The time travel replay isn’t perfect; it’s entirely possible to engineer events to contradict earlier ones. For example, your alpha-self might wait twenty seconds, then go and pick up a crate. If you then drop the crate and return to the time machine, your beta-self can rush in, snatch the crate, and carry it off, so that your alpha-self finds no crate to pick up when he arrives where the crate was. Instead, he stands helplessly, pushing the space bar to lift and drop a crate that doesn’t exist before returning to the time machine. I can see that recording and replaying this kind of instruction list, independent of objects, is much easier than recording the entire sequence of events would be, but requiring the player to avoid such paradoxes would be more satisfying. Instead, the game only recognizes a paradox if you screw things up to the point where a past self fails to get to the time machine when he’s supposed to, at which point a warning message pops up and you’re forced to replay the level.
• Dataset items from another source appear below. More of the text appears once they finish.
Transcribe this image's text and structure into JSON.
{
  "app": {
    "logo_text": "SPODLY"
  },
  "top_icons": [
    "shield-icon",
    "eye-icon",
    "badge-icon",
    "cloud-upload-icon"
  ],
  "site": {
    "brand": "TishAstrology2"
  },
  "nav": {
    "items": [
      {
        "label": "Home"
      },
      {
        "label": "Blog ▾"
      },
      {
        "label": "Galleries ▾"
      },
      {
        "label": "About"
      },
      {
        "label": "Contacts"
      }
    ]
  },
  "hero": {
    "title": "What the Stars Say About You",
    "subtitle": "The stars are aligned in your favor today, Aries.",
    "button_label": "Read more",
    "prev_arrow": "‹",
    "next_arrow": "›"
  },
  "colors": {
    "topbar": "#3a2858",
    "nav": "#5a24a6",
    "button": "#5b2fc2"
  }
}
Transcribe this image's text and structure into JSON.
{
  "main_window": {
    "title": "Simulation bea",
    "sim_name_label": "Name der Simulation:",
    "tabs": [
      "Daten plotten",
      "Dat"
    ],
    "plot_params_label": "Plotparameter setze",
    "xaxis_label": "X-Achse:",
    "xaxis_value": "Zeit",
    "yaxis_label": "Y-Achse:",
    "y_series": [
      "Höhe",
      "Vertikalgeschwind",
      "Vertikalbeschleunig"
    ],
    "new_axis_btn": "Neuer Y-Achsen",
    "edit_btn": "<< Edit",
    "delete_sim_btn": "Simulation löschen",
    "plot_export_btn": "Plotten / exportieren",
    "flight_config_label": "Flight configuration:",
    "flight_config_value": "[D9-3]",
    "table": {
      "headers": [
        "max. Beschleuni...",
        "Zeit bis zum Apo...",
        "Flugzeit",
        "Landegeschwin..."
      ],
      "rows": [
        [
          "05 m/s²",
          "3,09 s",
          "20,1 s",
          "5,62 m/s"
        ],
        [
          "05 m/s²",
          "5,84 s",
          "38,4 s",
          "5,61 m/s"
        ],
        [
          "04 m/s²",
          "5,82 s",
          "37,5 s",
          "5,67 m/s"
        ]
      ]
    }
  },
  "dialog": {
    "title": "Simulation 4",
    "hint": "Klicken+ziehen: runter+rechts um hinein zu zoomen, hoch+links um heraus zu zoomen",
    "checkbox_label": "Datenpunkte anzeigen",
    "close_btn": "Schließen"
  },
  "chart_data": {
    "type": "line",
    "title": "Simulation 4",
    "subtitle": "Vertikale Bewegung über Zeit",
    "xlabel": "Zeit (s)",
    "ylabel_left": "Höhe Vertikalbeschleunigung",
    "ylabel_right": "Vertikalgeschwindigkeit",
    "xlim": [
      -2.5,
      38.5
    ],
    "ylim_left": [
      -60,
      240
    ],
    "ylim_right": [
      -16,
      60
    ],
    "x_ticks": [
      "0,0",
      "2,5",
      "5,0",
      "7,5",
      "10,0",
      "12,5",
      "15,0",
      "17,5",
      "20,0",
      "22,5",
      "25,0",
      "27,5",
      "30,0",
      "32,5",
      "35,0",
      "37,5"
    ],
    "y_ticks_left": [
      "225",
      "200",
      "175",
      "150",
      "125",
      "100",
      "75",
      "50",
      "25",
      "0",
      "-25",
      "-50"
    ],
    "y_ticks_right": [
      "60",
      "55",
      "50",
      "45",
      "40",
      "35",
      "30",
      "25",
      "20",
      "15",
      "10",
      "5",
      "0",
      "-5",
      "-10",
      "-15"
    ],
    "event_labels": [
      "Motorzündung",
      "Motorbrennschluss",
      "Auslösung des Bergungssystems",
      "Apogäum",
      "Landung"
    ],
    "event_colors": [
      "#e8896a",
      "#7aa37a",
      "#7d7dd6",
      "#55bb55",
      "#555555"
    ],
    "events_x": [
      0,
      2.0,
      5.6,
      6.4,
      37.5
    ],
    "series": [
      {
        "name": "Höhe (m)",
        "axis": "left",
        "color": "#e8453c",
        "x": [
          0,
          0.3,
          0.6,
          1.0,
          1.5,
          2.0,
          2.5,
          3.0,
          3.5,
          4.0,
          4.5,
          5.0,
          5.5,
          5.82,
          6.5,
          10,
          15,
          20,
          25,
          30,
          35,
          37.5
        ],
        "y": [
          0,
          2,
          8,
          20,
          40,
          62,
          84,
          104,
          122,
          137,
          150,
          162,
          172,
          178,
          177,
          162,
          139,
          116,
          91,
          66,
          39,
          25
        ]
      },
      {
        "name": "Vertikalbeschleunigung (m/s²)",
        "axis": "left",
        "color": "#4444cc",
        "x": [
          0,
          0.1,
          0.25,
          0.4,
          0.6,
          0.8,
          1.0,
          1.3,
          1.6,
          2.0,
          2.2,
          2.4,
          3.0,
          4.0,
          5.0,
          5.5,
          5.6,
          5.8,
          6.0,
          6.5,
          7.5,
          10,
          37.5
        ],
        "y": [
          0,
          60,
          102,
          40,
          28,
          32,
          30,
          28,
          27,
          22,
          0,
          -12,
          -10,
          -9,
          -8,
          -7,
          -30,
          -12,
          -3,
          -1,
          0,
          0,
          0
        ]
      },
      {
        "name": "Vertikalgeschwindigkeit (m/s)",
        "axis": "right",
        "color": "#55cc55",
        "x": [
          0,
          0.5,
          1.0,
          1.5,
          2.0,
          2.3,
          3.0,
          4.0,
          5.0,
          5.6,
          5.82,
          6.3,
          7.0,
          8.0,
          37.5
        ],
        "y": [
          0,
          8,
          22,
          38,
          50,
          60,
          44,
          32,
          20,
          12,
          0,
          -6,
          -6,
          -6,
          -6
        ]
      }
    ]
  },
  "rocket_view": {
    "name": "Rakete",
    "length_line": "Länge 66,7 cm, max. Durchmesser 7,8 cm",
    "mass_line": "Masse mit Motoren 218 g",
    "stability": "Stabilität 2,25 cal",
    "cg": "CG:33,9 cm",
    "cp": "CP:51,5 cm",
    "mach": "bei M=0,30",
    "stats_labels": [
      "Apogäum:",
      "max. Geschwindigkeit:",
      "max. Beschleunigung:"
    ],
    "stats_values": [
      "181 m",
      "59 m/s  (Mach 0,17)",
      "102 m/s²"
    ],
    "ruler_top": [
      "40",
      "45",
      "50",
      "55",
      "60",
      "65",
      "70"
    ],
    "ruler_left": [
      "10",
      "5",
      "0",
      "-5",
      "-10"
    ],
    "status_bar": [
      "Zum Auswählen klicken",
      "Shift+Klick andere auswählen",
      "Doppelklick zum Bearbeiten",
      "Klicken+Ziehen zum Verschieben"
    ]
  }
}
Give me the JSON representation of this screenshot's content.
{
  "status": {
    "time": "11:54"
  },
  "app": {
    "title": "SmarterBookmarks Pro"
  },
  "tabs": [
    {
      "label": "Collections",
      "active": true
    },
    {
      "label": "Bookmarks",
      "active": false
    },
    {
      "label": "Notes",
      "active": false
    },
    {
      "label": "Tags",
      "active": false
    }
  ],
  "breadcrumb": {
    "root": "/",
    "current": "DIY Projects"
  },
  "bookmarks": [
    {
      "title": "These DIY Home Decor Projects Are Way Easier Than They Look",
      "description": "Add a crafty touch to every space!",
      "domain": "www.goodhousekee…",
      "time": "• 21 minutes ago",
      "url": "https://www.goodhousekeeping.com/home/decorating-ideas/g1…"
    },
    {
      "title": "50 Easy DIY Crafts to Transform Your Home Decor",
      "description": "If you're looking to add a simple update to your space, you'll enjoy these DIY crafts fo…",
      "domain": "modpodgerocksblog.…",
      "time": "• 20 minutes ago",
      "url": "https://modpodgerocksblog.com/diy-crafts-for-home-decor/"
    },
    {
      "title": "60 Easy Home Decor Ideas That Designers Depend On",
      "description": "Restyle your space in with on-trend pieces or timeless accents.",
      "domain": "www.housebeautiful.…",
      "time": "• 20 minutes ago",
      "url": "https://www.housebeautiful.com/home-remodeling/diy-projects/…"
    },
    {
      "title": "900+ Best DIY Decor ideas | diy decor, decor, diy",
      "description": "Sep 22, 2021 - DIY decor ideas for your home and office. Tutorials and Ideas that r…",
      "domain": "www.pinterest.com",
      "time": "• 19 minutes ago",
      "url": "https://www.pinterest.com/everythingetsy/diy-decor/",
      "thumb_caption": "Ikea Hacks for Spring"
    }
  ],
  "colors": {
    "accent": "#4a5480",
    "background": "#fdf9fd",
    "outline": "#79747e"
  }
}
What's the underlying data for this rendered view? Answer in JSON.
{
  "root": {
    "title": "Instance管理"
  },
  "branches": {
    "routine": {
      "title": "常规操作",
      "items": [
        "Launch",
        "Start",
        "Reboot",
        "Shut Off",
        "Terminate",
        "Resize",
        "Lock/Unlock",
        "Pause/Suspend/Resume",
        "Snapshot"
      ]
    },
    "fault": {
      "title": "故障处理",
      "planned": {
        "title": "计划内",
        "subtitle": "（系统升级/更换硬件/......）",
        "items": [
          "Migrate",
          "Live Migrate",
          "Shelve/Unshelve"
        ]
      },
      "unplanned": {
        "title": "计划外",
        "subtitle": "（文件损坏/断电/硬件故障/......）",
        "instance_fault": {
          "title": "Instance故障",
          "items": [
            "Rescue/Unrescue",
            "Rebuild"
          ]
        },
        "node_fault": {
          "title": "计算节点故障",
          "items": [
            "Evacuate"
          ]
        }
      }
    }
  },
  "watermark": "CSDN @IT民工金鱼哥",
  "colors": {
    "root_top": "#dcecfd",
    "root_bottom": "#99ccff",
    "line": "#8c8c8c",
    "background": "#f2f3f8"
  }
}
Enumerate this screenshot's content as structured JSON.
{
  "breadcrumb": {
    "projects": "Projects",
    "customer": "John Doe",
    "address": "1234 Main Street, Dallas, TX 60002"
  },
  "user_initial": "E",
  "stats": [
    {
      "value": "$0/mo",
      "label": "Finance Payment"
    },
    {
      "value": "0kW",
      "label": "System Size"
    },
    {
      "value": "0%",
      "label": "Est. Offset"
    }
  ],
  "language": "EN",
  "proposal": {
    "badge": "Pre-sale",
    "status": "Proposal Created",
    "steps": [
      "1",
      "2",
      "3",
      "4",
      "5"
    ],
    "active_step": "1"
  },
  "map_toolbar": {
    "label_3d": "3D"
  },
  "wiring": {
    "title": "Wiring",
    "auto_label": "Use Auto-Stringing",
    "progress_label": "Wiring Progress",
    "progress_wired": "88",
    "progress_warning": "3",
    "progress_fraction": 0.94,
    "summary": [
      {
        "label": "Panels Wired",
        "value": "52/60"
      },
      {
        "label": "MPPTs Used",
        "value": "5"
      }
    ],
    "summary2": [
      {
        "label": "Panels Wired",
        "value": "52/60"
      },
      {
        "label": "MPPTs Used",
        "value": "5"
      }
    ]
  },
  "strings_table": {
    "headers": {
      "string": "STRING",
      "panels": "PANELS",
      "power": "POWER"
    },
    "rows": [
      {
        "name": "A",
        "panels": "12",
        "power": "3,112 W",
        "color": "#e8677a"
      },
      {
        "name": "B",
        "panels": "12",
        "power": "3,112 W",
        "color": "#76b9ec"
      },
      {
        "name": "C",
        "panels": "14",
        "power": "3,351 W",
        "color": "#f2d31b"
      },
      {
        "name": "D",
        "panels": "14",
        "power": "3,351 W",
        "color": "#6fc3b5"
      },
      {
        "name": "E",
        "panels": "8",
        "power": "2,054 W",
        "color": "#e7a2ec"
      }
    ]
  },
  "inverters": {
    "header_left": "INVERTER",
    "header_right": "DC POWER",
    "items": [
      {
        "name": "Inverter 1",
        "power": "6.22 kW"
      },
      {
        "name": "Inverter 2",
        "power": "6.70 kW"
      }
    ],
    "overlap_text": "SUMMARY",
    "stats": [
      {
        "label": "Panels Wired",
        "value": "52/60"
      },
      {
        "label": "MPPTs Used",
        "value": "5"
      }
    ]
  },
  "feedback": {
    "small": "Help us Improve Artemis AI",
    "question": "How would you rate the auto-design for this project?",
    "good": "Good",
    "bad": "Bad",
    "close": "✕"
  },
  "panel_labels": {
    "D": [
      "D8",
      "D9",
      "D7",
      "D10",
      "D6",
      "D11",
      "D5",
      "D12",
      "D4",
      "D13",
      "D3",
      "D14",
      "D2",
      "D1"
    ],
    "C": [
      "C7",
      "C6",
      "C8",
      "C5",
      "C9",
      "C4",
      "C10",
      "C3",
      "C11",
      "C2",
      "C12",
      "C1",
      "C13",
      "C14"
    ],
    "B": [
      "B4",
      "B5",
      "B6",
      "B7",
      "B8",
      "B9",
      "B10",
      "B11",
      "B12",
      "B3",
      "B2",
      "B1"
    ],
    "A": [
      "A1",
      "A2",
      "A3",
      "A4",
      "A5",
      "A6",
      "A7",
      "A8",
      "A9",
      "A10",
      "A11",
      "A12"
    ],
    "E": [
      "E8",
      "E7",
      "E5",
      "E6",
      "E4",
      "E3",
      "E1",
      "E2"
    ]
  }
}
It’s possible to screw things up—and rest assured, you will do so—to the point where the level is insoluble, but the penalty is mild: you can restart the level, or you may choose to rewind only to the start of your last incarnation, a welcome time-saver.
I’m only a little way in: the seventh level out of forty, and I can already see how this is going to go. Soon, the levels will contain switches that affect multiple obstacles at once, and so need to be activated and deactivated at the appropriate times, instead of merely activated once to provide access. Soon thereafter, active elements will require timing your incarnations and their switches, instead of merely doing everything in the right sequence. When enough elements must be activated, it will become fiendishly difficult to estimate the necessary delays. And then, my past selves will start sabotaging my current self by doing things at the wrong time.
Fans of Doctor Who and similar time-travel adventures might enjoy grappling with the threat of time paradoxes themselves, but there’s a more obvious market in fans of the brilliant if frustrating game Lemmings, which required you to herd the suicidally oblivious lemmings by assigning them to build staircases and dig tunnels, hoping to create a safe path to the exit point before too many of them marched into various deathtraps. Chronotron is very similar, except that in Chronotron, if those stupid robots drifting around on auto-pilot ruin your plans, you have no one to blame but yourself. After all, they’re only doing exactly what you told them to—in fact, what you yourself did not two minutes earlier.